Anderzijds werd sinds 1 januari 2024 het te indexeren basisbedrag van de kilometervergoeding verhoogd naar 0,177 euro, zodoende het fietsgebruik aan te moedigen. Voordien bedroeg dit nog 0,145 euro. Zo bedraagt voor inkomstenjaar 2024 (aanslagjaar 2025) de geïndexeerde kilometervergoeding 0,35 euro per afgelegde kilometer.

Vrijstellingsplafond fietsvergoeding

Nieuw is wel dat er voortaan een plafond van toepassing is aan maximale fietsvergoeding die per belastingplichtige en per belastbaar tijdperk belastingvrij kunnen worden ontvangen.

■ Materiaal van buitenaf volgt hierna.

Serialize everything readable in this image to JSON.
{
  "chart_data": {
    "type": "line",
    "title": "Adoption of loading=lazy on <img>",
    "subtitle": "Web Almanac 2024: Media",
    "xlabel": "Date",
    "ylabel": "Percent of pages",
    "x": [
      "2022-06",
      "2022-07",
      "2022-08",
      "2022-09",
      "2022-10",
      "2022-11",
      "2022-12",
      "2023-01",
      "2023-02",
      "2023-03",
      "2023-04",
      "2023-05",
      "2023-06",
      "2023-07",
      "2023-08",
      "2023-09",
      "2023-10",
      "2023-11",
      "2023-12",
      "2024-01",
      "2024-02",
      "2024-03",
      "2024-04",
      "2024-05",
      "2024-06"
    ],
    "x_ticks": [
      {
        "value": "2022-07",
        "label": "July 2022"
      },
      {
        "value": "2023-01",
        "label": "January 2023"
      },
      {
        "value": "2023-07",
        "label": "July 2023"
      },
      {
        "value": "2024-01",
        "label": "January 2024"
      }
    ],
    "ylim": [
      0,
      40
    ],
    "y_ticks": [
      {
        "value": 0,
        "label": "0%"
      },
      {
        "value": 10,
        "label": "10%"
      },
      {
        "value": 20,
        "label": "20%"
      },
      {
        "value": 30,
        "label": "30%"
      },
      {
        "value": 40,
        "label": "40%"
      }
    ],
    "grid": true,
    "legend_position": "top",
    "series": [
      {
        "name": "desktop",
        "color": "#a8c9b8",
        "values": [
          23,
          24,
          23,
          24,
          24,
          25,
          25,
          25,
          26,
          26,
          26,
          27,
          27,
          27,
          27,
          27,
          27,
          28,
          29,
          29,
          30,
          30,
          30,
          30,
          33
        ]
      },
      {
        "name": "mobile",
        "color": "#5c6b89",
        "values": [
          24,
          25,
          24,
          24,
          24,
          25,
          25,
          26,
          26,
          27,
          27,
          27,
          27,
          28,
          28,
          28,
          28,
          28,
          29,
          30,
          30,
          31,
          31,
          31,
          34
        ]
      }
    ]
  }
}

Dit plafond heeft een te indexeren basisbedrag van 1.285 euro. Voor inkomstenjaar 2024 (aanslagjaar 2025) bedraagt het geïndexeerde plafondbedrag 2.500 euro. Wanneer het hierboven vermelde maximum bedrag van 0,35 euro/km zou worden toegekend, betekent dit dat voor zo’n 7.142 kilometers een vrijgestelde fietsvergoeding zou kunnen worden toegekend, wat bij een dagelijkse verplaatsing gedurende 220 dagen per jaar overeen stemt met een woon-werk-afstand van 16 kilometer (enkel).

Enkel het gedeelte van de fietsvergoeding dat het jaarlijkse vrijstellingsplafond niet overschrijdt, maakt een belastingvrij inkomen uit.

Controlemogelijkheid van de fiscus door nieuwe ficheverplichting

Om de nieuwe voorwaarden te kunnen controleren, werd het vanaf 1 januari 2024 verplicht om het voordeel van de bedrijfsfiets en het totaalbedrag aan ontvangen fietsvergoedingen op een fiscale fiche (281.10 of 281.20) aan te geven.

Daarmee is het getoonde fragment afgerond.